Noutra sonora instalação vídeo (a introdução de som, música e ruídos quotidianos é outra das possibilidades da video-arte), Spiteful of Dream, 2008, ouvem-se conversas entre homens e mulheres num Centro Comunitário da Bósnia-Herzegovina, relatando experiências traumáticas como refugiados no Reino Unido, enquanto dentro de um gigantesco cubo de rede, um engenhosíssimo jogo de paralelepípedos espelhados reflecte imagens de turbinas em incessante movimento. O conjunto das imagem projectados sobre planos que as sequencializam, e a respectiva banda sonora, confere à instalação uma dimensão escultórica de grande efeito cénico.

Como fio condutor, e ponto de partida da exposição, surgem, pontuando todo o espaço, tanto em esculturas suspensas, como nas fotografias, ou ainda integradas nas instalações, réguas em madeira, com a obsoleta medida Yard (jarda), Yardsticks, testemunhos de um tempo que não volta mais, mas que simultaneamente vai dando a medida e as diferentes escalas de cada peça em exposição.

O sentido desta aparente dispersão (e não descrevi tudo) é dada por uma montagem clarificadora e também pela leitura do catálogo, que inclui uma esclarecedora entrevista às autoras sobre o seu percurso e sobre esta retrospectiva.

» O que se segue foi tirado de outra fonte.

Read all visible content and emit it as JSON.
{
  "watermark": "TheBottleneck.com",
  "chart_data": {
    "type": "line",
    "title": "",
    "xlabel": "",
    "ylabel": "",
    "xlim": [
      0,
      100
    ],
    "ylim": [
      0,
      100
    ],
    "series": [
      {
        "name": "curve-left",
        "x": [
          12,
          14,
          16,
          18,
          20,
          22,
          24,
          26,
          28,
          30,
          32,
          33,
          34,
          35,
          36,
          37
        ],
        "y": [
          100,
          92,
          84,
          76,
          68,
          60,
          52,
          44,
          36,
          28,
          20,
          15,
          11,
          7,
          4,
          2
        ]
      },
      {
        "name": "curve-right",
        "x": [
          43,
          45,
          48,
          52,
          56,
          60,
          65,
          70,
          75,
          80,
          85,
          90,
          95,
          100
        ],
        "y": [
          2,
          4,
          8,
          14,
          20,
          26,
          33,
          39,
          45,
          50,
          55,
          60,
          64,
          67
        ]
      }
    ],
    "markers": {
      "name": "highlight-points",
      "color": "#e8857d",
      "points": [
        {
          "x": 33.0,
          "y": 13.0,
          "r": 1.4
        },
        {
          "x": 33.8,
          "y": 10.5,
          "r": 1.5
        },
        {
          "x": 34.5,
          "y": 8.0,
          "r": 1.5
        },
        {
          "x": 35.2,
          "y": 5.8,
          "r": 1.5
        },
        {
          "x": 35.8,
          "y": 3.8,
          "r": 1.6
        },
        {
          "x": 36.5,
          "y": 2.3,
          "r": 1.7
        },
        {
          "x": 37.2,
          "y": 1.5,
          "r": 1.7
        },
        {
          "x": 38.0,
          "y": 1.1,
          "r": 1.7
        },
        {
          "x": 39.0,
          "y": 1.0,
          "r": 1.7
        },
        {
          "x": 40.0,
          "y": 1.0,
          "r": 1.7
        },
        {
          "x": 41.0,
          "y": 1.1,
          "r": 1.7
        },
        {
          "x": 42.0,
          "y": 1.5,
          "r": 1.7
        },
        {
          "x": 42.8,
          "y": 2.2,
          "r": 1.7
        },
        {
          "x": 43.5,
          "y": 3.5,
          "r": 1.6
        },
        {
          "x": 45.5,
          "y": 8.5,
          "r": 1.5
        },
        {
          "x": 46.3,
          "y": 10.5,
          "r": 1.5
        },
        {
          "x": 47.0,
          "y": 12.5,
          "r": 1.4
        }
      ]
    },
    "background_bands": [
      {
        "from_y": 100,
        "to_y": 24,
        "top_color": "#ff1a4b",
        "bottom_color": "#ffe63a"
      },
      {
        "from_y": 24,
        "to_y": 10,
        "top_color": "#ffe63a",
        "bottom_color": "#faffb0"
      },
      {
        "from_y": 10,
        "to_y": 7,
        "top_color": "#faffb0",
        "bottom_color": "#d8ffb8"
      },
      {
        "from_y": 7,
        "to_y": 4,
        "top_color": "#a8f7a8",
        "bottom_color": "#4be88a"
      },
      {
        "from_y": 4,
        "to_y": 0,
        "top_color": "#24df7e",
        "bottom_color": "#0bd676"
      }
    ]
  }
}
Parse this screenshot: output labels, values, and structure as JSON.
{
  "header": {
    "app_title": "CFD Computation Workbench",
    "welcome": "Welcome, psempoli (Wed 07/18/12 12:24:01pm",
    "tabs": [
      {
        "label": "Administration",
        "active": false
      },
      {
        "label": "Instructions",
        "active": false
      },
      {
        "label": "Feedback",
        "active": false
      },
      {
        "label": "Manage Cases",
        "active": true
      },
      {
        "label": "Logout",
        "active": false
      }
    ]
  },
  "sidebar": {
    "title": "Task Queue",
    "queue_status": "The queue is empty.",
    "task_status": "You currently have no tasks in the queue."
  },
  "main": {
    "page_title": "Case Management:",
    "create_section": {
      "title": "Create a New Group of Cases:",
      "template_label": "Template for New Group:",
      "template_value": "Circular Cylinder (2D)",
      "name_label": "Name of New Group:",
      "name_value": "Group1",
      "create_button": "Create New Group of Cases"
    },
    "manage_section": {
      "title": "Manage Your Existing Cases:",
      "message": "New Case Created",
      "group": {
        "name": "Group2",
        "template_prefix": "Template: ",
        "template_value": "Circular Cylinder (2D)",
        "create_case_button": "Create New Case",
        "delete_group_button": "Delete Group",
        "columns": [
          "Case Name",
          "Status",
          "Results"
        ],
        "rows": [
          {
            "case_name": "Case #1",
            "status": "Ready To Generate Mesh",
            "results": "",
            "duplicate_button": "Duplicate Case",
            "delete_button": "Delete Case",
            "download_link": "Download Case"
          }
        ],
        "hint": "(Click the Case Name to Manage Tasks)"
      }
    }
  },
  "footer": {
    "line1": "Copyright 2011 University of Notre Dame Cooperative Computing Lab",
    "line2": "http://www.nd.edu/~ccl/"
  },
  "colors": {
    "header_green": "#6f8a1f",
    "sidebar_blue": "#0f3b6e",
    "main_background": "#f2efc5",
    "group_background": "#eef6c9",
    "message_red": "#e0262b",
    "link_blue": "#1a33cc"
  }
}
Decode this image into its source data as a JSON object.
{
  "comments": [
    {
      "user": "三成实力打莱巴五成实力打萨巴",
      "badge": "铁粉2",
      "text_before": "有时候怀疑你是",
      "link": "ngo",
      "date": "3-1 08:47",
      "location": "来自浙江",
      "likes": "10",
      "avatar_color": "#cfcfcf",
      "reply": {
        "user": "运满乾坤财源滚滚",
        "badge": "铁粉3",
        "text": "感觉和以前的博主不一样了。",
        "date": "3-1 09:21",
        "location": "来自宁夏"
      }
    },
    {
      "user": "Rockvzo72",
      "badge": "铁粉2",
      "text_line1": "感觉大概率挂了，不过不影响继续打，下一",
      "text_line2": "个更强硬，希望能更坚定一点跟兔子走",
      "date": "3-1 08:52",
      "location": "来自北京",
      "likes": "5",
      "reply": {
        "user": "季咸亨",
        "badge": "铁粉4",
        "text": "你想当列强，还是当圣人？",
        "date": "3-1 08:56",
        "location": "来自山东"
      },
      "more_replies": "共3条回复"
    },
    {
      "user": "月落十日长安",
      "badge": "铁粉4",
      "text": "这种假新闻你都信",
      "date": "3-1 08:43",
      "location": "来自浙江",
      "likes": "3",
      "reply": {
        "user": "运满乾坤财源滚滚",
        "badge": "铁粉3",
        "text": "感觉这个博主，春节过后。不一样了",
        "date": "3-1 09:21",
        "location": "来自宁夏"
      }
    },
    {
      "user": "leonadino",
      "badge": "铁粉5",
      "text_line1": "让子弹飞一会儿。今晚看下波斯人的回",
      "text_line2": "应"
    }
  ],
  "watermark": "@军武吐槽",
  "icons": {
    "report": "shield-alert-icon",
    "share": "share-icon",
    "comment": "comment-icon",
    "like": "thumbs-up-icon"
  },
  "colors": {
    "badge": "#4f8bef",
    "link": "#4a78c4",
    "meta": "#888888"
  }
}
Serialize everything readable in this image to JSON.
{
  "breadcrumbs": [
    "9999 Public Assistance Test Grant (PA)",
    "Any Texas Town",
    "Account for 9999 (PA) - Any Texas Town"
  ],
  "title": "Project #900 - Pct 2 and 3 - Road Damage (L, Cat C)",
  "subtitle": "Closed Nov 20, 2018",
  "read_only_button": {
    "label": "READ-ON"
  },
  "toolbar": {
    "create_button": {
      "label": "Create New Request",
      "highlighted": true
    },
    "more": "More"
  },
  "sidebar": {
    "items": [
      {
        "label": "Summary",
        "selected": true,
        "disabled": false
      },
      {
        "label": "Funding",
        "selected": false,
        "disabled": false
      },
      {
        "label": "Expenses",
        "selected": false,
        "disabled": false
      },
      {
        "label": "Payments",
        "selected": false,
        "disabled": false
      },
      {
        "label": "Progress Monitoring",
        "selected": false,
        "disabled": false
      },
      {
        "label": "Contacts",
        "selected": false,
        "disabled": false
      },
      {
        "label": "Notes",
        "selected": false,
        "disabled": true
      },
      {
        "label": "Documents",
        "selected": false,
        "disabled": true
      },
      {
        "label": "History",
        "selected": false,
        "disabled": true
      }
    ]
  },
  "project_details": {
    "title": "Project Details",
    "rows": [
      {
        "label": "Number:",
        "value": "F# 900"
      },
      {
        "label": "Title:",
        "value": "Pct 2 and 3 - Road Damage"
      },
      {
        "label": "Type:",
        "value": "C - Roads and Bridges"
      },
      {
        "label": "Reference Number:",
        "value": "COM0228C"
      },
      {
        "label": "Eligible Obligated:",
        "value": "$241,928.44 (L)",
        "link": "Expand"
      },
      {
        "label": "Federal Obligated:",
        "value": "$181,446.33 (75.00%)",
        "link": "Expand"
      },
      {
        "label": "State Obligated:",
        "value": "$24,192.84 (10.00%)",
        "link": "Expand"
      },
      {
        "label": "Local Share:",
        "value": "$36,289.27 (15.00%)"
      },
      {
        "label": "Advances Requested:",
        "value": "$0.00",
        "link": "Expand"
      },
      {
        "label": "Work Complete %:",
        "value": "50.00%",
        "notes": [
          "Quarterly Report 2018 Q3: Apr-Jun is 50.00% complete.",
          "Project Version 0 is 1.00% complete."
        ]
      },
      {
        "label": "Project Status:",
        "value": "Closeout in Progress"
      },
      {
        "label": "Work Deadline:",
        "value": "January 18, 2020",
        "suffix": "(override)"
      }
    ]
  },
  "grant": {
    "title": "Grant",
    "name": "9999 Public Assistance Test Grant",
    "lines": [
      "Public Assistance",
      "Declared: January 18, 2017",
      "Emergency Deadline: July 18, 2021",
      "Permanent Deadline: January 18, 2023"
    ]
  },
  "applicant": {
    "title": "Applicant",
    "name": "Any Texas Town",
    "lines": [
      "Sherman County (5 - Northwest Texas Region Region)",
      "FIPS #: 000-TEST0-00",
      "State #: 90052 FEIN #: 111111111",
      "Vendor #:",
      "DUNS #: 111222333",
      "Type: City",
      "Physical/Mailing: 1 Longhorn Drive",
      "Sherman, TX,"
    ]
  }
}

Filmes, vídeos, fotografias, arquitecturas e esculturas, fazem emergir as ruínas de um século e de vidas marcadas pela tragédia; a sua percepção (tridimensional), não deixa de ser vivida pelo visitante com alguma emoção, também estética.

* Isabel Carlos, 46 anos, licenciada em filosofia e mestre em comunicação social pela Faculdade de Ciências Sociais e Humanas da Universidade Nova de Lisboa, conseguiu uma projecção internacional notável, pertencendo aos júris internacionais das principais bienais de arte, Veneza e São Paulo, estando até agora a dirigir a bienal de Sarjah, nos Emiratos Árabes Unidos, posto que deixou para vir dirigir o CAM., tendo sido recentemente nomeada membro do júri do Turner Prize, um dos prémios de arte mais prestigiados do mundo.